La libertad de opinión incomoda y debe incomodar. Ninguna tradición, valor o autoridad debe quedar fuera de su alcance. Y sin embargo, hoy parece que la “opinión” fuera una carta blanca para la violencia. Insultos, prejuicios y simplificaciones no solo van copando nuestros debates, sino destruyéndolos. Pero opinar no se reduce a la expresión de lo que me (dis)gusta. Supone, más bien, el compromiso de justificar por qué los otros deberían aceptar razonablemente mi manera de responder a la realidad.
Rara vez aceptamos cualquier respuesta en una situación dudosa. Incluso si nos diagnostica un buen especialista, consideramos prudente buscar una segunda opinión. Esperamos razones entendibles para seguir una opción u otra. La pseudo opinión, en cambio, reclama que no tiene por qué dar razones y demanda respeto a lo que (no) le gusta. Identifica rápidamente su reacción virulenta con lo que debe reconocerse como bueno, justo o decente. Pero si la opinión solo fuera la reacción a lo que atrae o repele, cualquier debate se reduciría a lo que el xenófobo, el homofóbico y el dogmático desean: una pelea donde nadie puede “tener razón”, sino solo imponerse por los golpes o la mayoría de votos. Sin embargo, sí hay una distancia entre la reacción personal y los hechos. Ese es el espacio donde intervienen las otras opiniones, como condición para validar la mía.
Así sucede también cuando discutimos sobre lo que (no) nos gusta: cuando apreciamos una pieza musical o un relato, no confundimos su valor con nuestra reacción. Al discutir nuestras opiniones estéticas –cuando busco que usted sienta aquello que ya me conmovió– apelamos a la sensibilidad que compartimos como miembros de una comunidad. Ese trasfondo compartido –que no anula, sino que hace entendibles nuestras diferencias individuales– permite que el gusto de cada cual se enriquezca. Gracias a nuestras diferentes opiniones estéticas podemos descubrir algo bello o sublime que ni siquiera sospechábamos.

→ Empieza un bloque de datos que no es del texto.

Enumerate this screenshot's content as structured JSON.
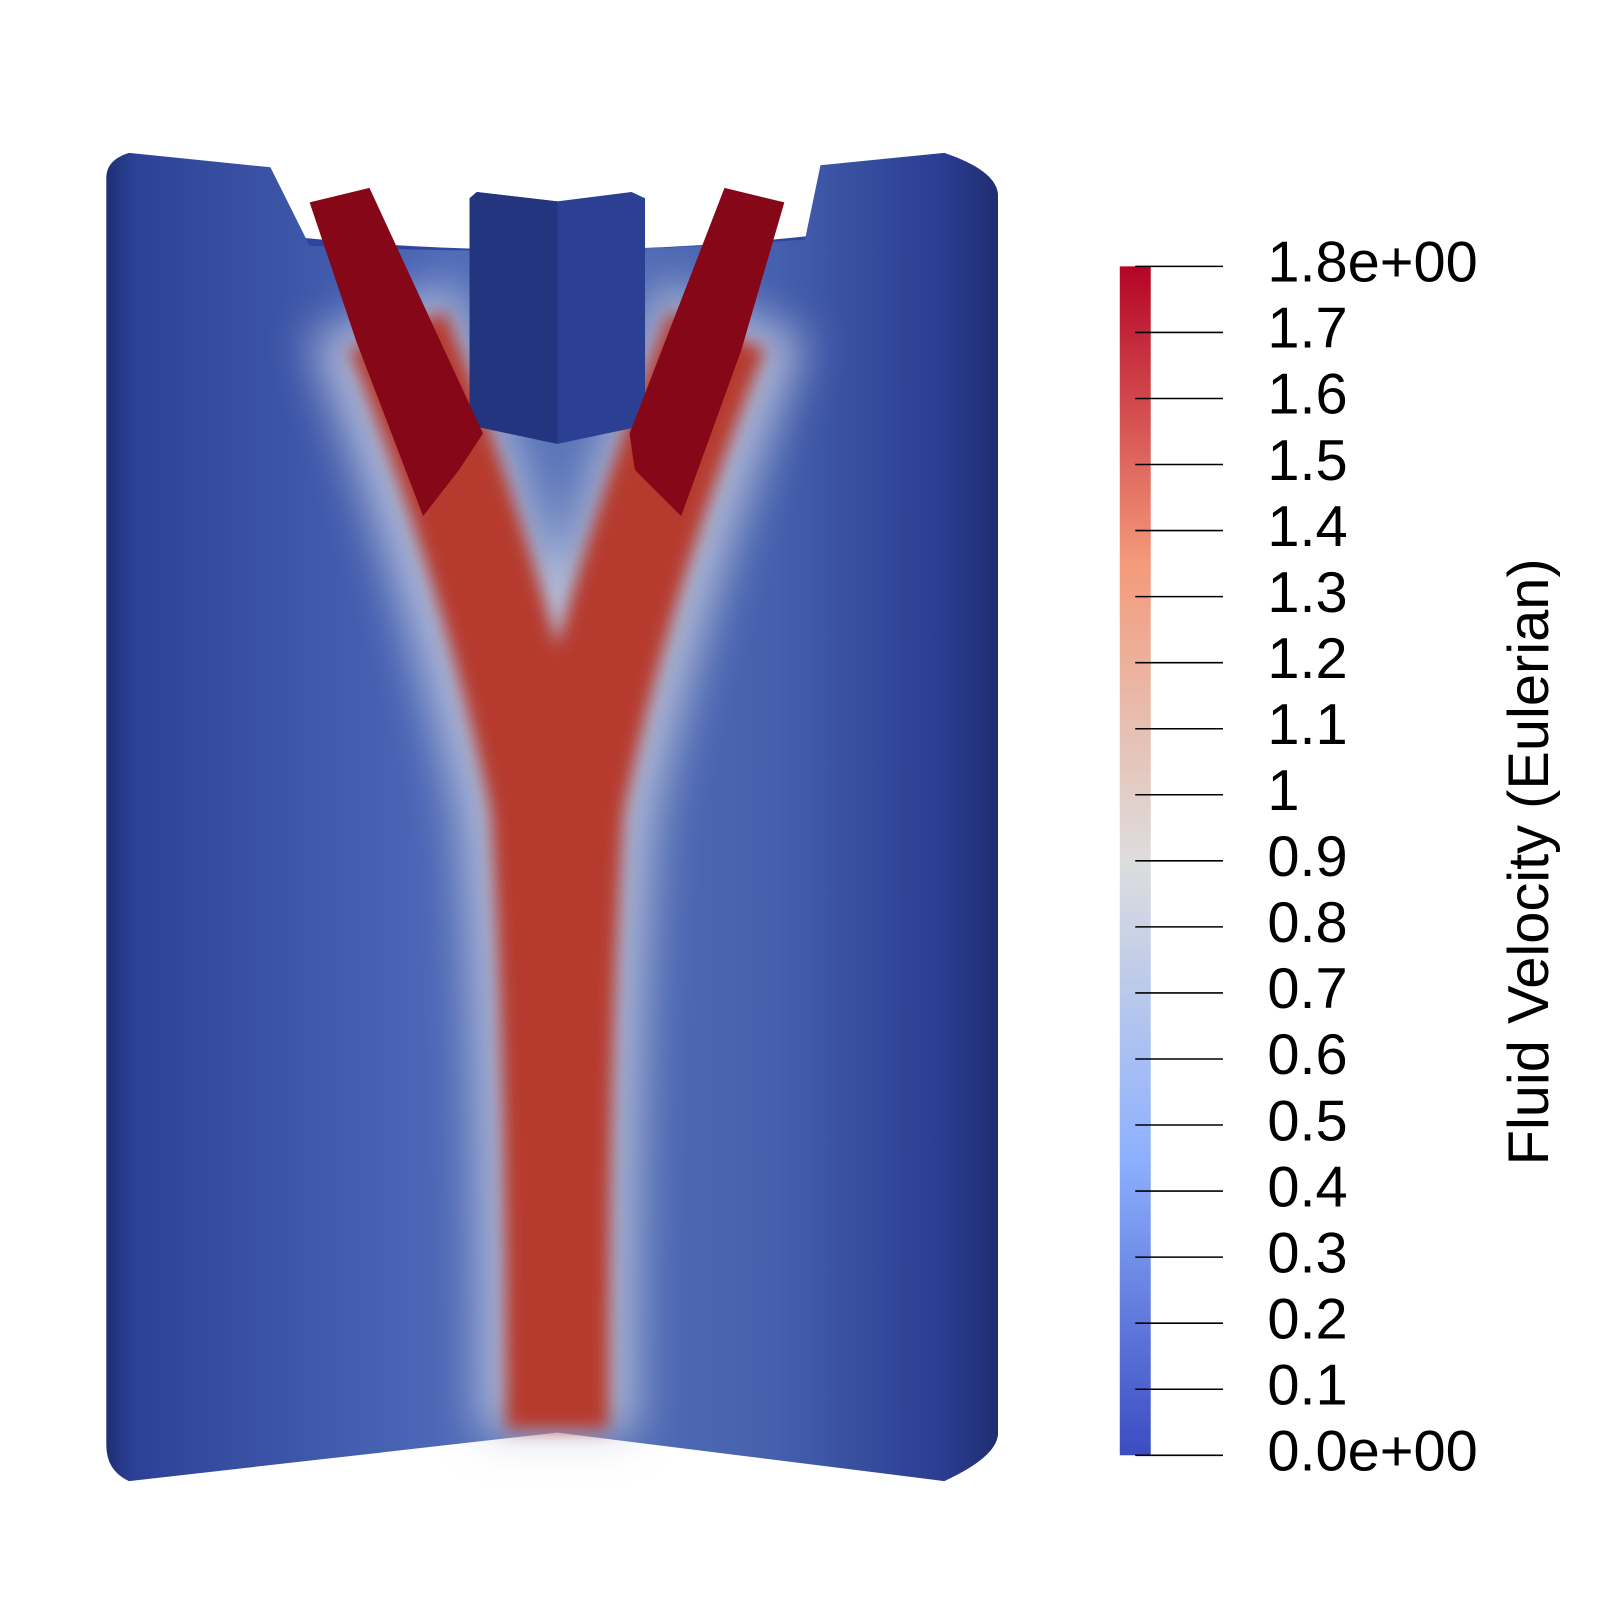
{
  "chart_data": {
    "type": "colorbar",
    "title": "Fluid Velocity (Eulerian)",
    "clim": [
      0,
      1.8
    ],
    "cticks": [
      {
        "value": 0,
        "label": "0.0e+00"
      },
      0.1,
      0.2,
      0.3,
      0.4,
      0.5,
      0.6,
      0.7,
      0.8,
      0.9,
      1,
      1.1,
      1.2,
      1.3,
      1.4,
      1.5,
      1.6,
      1.7,
      {
        "value": 1.8,
        "label": "1.8e+00"
      }
    ],
    "colormap": [
      "#3b4cc0",
      "#8db0fe",
      "#dddddd",
      "#f49a7b",
      "#b40426"
    ]
  }
}
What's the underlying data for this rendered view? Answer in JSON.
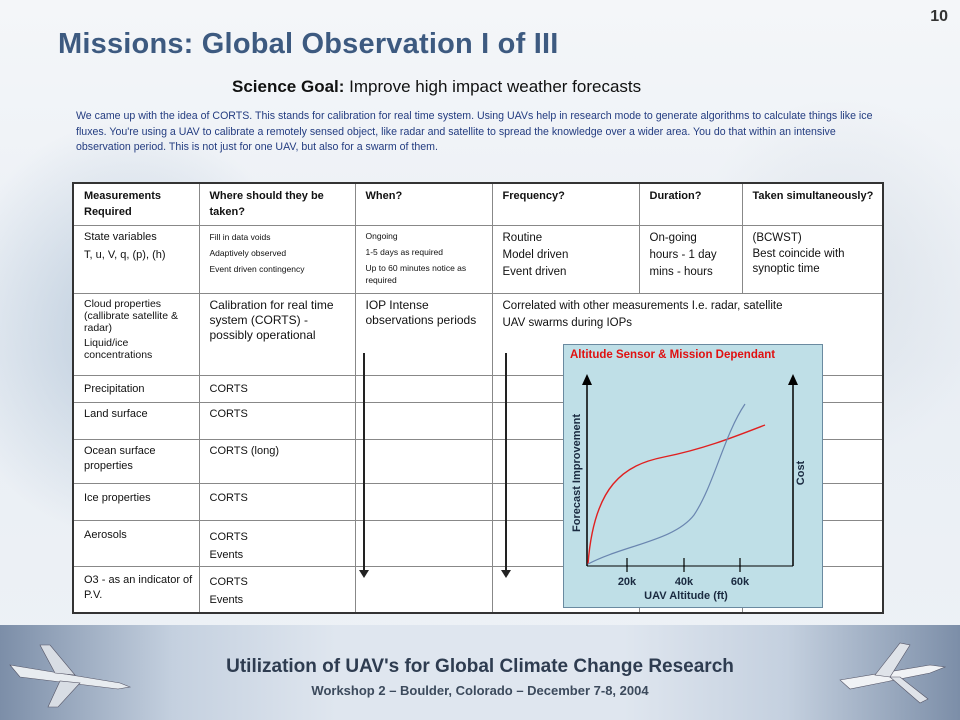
{
  "slide_number": "10",
  "title": "Missions: Global Observation I of III",
  "science_goal": {
    "label": "Science Goal:",
    "text": "Improve high impact weather forecasts"
  },
  "intro": "We came up with the idea of CORTS. This stands for calibration for real time system. Using UAVs help in research mode to generate algorithms to calculate things like ice fluxes. You're using a UAV to calibrate a remotely sensed object, like radar and satellite to spread the knowledge over a wider area. You do that within an intensive observation period. This is not just for one UAV, but also for a swarm of them.",
  "table": {
    "headers": [
      "Measurements Required",
      "Where should they be taken?",
      "When?",
      "Frequency?",
      "Duration?",
      "Taken simultaneously?"
    ],
    "row1": {
      "m1": "State variables",
      "m2": "T, u, V, q, (p), (h)",
      "w1": "Fill in data voids",
      "w2": "Adaptively observed",
      "w3": "Event driven contingency",
      "n1": "Ongoing",
      "n2": "1-5 days as required",
      "n3": "Up to 60 minutes notice as required",
      "f1": "Routine",
      "f2": "Model driven",
      "f3": "Event driven",
      "d1": "On-going",
      "d2": "hours - 1 day",
      "d3": "mins - hours",
      "s1": "(BCWST)",
      "s2": "Best coincide with synoptic time"
    },
    "row2": {
      "m1": "Cloud properties (callibrate satellite & radar)",
      "m2": "Liquid/ice concentrations",
      "w1": "Calibration for real time system (CORTS) -",
      "w2": "possibly operational",
      "n1": "IOP Intense observations periods",
      "f1": "Correlated with other measurements I.e. radar, satellite",
      "f2": "UAV swarms during IOPs"
    },
    "rows": [
      {
        "m": "Precipitation",
        "w1": "CORTS",
        "w2": ""
      },
      {
        "m": "Land surface",
        "w1": "CORTS",
        "w2": ""
      },
      {
        "m": "Ocean surface properties",
        "w1": "CORTS (long)",
        "w2": ""
      },
      {
        "m": "Ice properties",
        "w1": "CORTS",
        "w2": ""
      },
      {
        "m": "Aerosols",
        "w1": "CORTS",
        "w2": "Events"
      },
      {
        "m": "O3 - as an indicator of P.V.",
        "w1": "CORTS",
        "w2": "Events"
      }
    ]
  },
  "chart": {
    "title": "Altitude Sensor & Mission Dependant",
    "xlabel": "UAV Altitude (ft)",
    "ylabel_left": "Forecast Improvement",
    "ylabel_right": "Cost",
    "ticks": [
      "20k",
      "40k",
      "60k"
    ],
    "colors": {
      "improvement": "#e02020",
      "cost": "#6a86b0"
    }
  },
  "footer": {
    "title": "Utilization of UAV's for Global Climate Change Research",
    "subtitle": "Workshop 2 – Boulder, Colorado – December 7-8, 2004"
  }
}
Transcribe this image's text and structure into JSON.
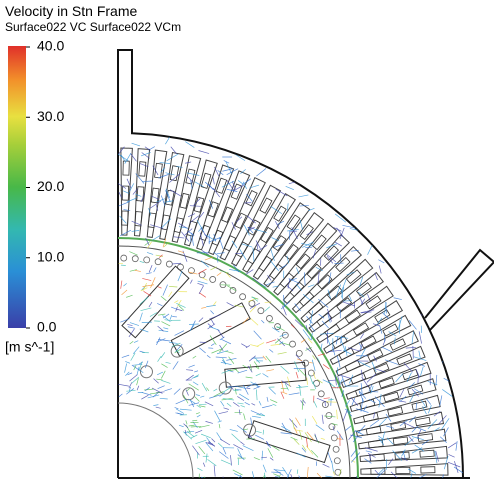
{
  "legend": {
    "title": "Velocity in Stn Frame",
    "subtitle": "Surface022 VC Surface022 VCm",
    "lim": [
      0,
      40
    ],
    "ticks": [
      {
        "value": 40,
        "label": "40.0"
      },
      {
        "value": 30,
        "label": "30.0"
      },
      {
        "value": 20,
        "label": "20.0"
      },
      {
        "value": 10,
        "label": "10.0"
      },
      {
        "value": 0,
        "label": "0.0"
      }
    ],
    "unit": "[m s^-1]"
  }
}
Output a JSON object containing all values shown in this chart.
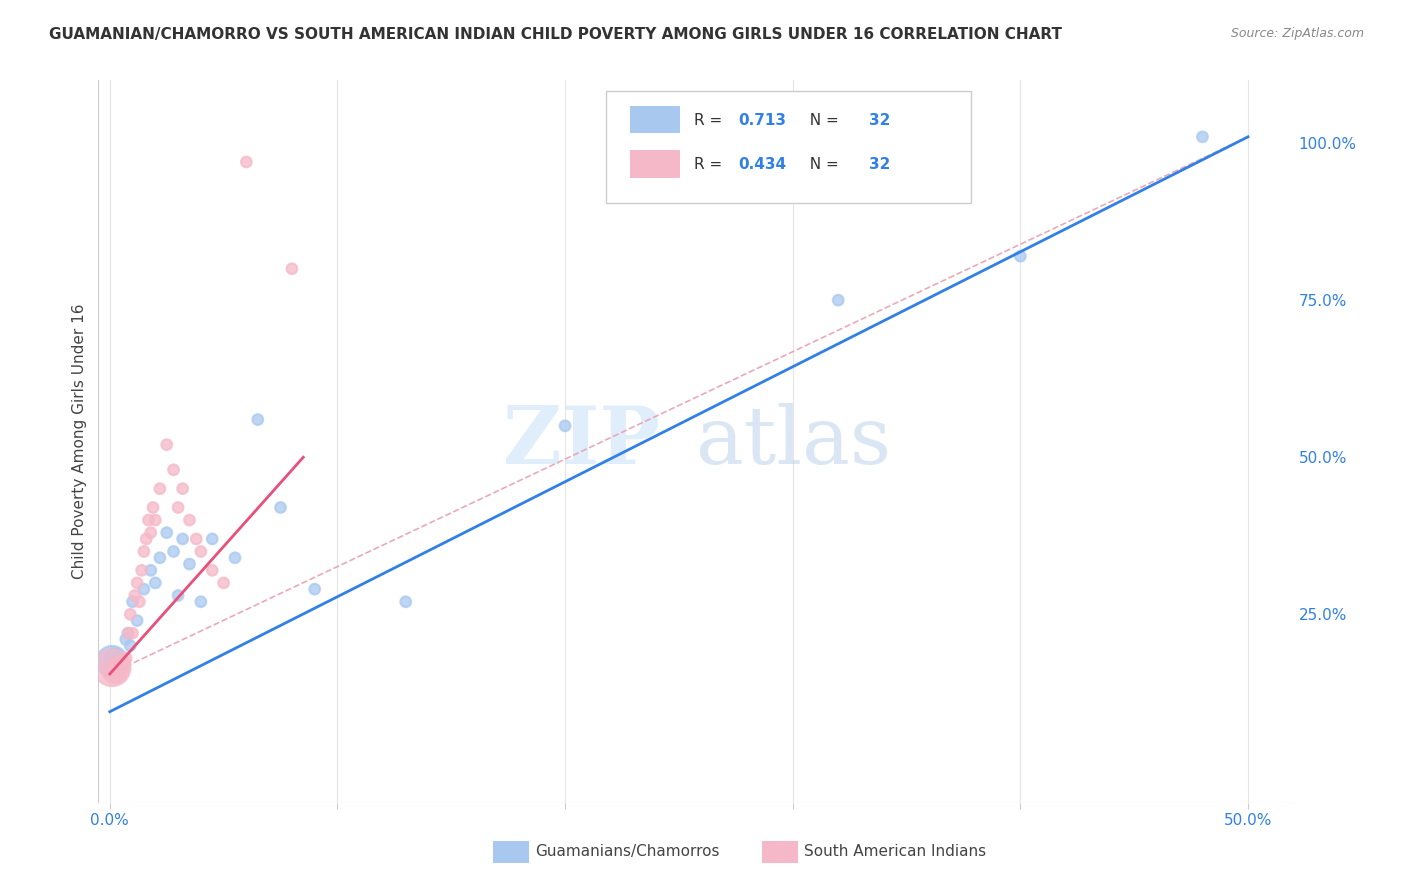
{
  "title": "GUAMANIAN/CHAMORRO VS SOUTH AMERICAN INDIAN CHILD POVERTY AMONG GIRLS UNDER 16 CORRELATION CHART",
  "source": "Source: ZipAtlas.com",
  "ylabel": "Child Poverty Among Girls Under 16",
  "watermark": "ZIPatlas",
  "xlim": [
    -0.005,
    0.52
  ],
  "ylim": [
    -0.05,
    1.1
  ],
  "xticks": [
    0.0,
    0.1,
    0.2,
    0.3,
    0.4,
    0.5
  ],
  "xtick_labels": [
    "0.0%",
    "",
    "",
    "",
    "",
    "50.0%"
  ],
  "yticks_right": [
    0.25,
    0.5,
    0.75,
    1.0
  ],
  "ytick_labels_right": [
    "25.0%",
    "50.0%",
    "75.0%",
    "100.0%"
  ],
  "legend_R_blue": "0.713",
  "legend_N_blue": "32",
  "legend_R_pink": "0.434",
  "legend_N_pink": "32",
  "legend_label_blue": "Guamanians/Chamorros",
  "legend_label_pink": "South American Indians",
  "blue_color": "#A8C8F0",
  "pink_color": "#F5B8C8",
  "blue_line_color": "#3080E8",
  "pink_line_color": "#E8507A",
  "ref_line_color": "#E8A0B0",
  "title_fontsize": 11,
  "source_fontsize": 9,
  "tick_fontsize": 11,
  "ylabel_fontsize": 11,
  "blue_x": [
    0.001,
    0.002,
    0.003,
    0.003,
    0.004,
    0.005,
    0.006,
    0.007,
    0.008,
    0.009,
    0.01,
    0.012,
    0.015,
    0.018,
    0.02,
    0.022,
    0.025,
    0.028,
    0.03,
    0.032,
    0.035,
    0.04,
    0.045,
    0.055,
    0.065,
    0.075,
    0.09,
    0.13,
    0.2,
    0.32,
    0.4,
    0.48
  ],
  "blue_y": [
    0.175,
    0.18,
    0.17,
    0.175,
    0.18,
    0.17,
    0.175,
    0.21,
    0.22,
    0.2,
    0.27,
    0.24,
    0.29,
    0.32,
    0.3,
    0.34,
    0.38,
    0.35,
    0.28,
    0.37,
    0.33,
    0.27,
    0.37,
    0.34,
    0.56,
    0.42,
    0.29,
    0.27,
    0.55,
    0.75,
    0.82,
    1.01
  ],
  "blue_sizes": [
    500,
    200,
    120,
    100,
    90,
    80,
    70,
    60,
    60,
    60,
    60,
    60,
    60,
    60,
    60,
    60,
    60,
    60,
    60,
    60,
    60,
    60,
    60,
    60,
    60,
    60,
    60,
    60,
    60,
    60,
    60,
    60
  ],
  "pink_x": [
    0.001,
    0.002,
    0.003,
    0.004,
    0.005,
    0.006,
    0.007,
    0.008,
    0.009,
    0.01,
    0.011,
    0.012,
    0.013,
    0.014,
    0.015,
    0.016,
    0.017,
    0.018,
    0.019,
    0.02,
    0.022,
    0.025,
    0.028,
    0.03,
    0.032,
    0.035,
    0.038,
    0.04,
    0.045,
    0.05,
    0.06,
    0.08
  ],
  "pink_y": [
    0.165,
    0.16,
    0.155,
    0.17,
    0.16,
    0.17,
    0.18,
    0.22,
    0.25,
    0.22,
    0.28,
    0.3,
    0.27,
    0.32,
    0.35,
    0.37,
    0.4,
    0.38,
    0.42,
    0.4,
    0.45,
    0.52,
    0.48,
    0.42,
    0.45,
    0.4,
    0.37,
    0.35,
    0.32,
    0.3,
    0.97,
    0.8
  ],
  "pink_sizes": [
    700,
    300,
    180,
    130,
    100,
    80,
    70,
    60,
    60,
    60,
    60,
    60,
    60,
    60,
    60,
    60,
    60,
    60,
    60,
    60,
    60,
    60,
    60,
    60,
    60,
    60,
    60,
    60,
    60,
    60,
    60,
    60
  ],
  "blue_line_x0": 0.0,
  "blue_line_y0": 0.095,
  "blue_line_x1": 0.5,
  "blue_line_y1": 1.01,
  "pink_line_x0": 0.0,
  "pink_line_y0": 0.155,
  "pink_line_x1": 0.085,
  "pink_line_y1": 0.5,
  "ref_line_x0": 0.0,
  "ref_line_y0": 0.155,
  "ref_line_x1": 0.5,
  "ref_line_y1": 1.01
}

Ser razonable es comprometerse con ofrecer una justificación que el otro pueda aceptar tras someterla a una crítica tan exigente como la que yo aplico a sus justificaciones. Ya J. Dewey recordaba que aprender a justificar nuestras opiniones sobre lo que nos gusta es crucial para la democracia. Por eso necesitamos que nuestra educación escolar no se limite solo a competencias procedimentales justificadas por su “utilidad”. Tenemos derecho a exigirle que recupere también nuestras discusiones cotidianas sobre lo que encontramos bello, conmovedor o apasionante. Aquí, como nos recordó H. Arendt, no disponemos de reglas fijas y acabadas, sino que es nuestra responsabilidad irlas formulando, precisando y enriqueciendo. Si la violencia no reconoce al otro y me encierra en mi gusto egoísta, la opinión es la invitación y compromiso de construir juntos un sentido común que siempre debe ser más -y nunca menos- inclusivo.